With advancements in science and technology, though, researchers are hoping to create more effective ways to turn that data into knowledge. A panel of five researchers pointed to better ways to image and model brain function. They discussed the new findings at the American Association for the Advancement of Science meeting in Chicago.
Technological advancements are allowing researchers to gain a better understanding of neurological functions. One way to do this is with “neuromorphics,” computers that have the computing power similar or better than the human brain, said Karlheinz Meier of Heidelberg University.
The term is becoming well-known to the public. The Washington Post recently published a story calling neuromorphics the first big buzz word of 2014. The increased processing power is allowing researchers to map the brain in ways they never could before, like simulating interactions between neurons. And in the hands of multiple individuals, it may pave the way for more breakthroughs in studying the brain.
“We need to make neural-computing a commodity,” Meier said, meaning on “that non-experts can use.”
Researchers are also finding ways to understand the brain from animal testing.

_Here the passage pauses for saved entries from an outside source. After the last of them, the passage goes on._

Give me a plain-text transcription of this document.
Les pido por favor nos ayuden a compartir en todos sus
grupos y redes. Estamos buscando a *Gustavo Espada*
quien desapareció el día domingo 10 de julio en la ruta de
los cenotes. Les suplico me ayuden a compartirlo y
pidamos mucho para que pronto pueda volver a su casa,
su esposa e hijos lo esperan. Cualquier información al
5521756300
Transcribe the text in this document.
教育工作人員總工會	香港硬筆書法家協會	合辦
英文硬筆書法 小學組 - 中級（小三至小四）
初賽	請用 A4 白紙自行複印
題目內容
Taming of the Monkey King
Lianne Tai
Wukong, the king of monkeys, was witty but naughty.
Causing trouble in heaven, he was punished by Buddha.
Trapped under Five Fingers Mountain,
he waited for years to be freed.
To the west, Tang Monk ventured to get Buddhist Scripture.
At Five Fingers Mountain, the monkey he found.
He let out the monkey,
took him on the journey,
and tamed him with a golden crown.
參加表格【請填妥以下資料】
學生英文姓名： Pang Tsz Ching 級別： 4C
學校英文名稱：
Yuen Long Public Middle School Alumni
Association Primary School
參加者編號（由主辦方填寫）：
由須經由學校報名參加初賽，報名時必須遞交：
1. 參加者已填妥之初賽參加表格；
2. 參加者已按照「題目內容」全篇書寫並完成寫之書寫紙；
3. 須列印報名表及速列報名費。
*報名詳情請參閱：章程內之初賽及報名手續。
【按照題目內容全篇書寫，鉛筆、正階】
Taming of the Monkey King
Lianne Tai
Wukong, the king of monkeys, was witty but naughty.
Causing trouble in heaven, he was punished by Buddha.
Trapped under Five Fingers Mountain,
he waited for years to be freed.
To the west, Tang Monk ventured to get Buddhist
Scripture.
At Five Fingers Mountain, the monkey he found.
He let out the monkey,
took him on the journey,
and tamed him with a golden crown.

When it comes to structure, there’s not much difference — outside of size — between the human brain and one of a mouse, said Christof Koch of the Allen Institute for Brain Science. Using those similarities, researchers have successfully done studies that map electrical currents in parts of the brain when doing different demands.
But taking that information and applying it to humans isn’t so easy.
“The challenge is finding the differences that is the difference,” Koch said.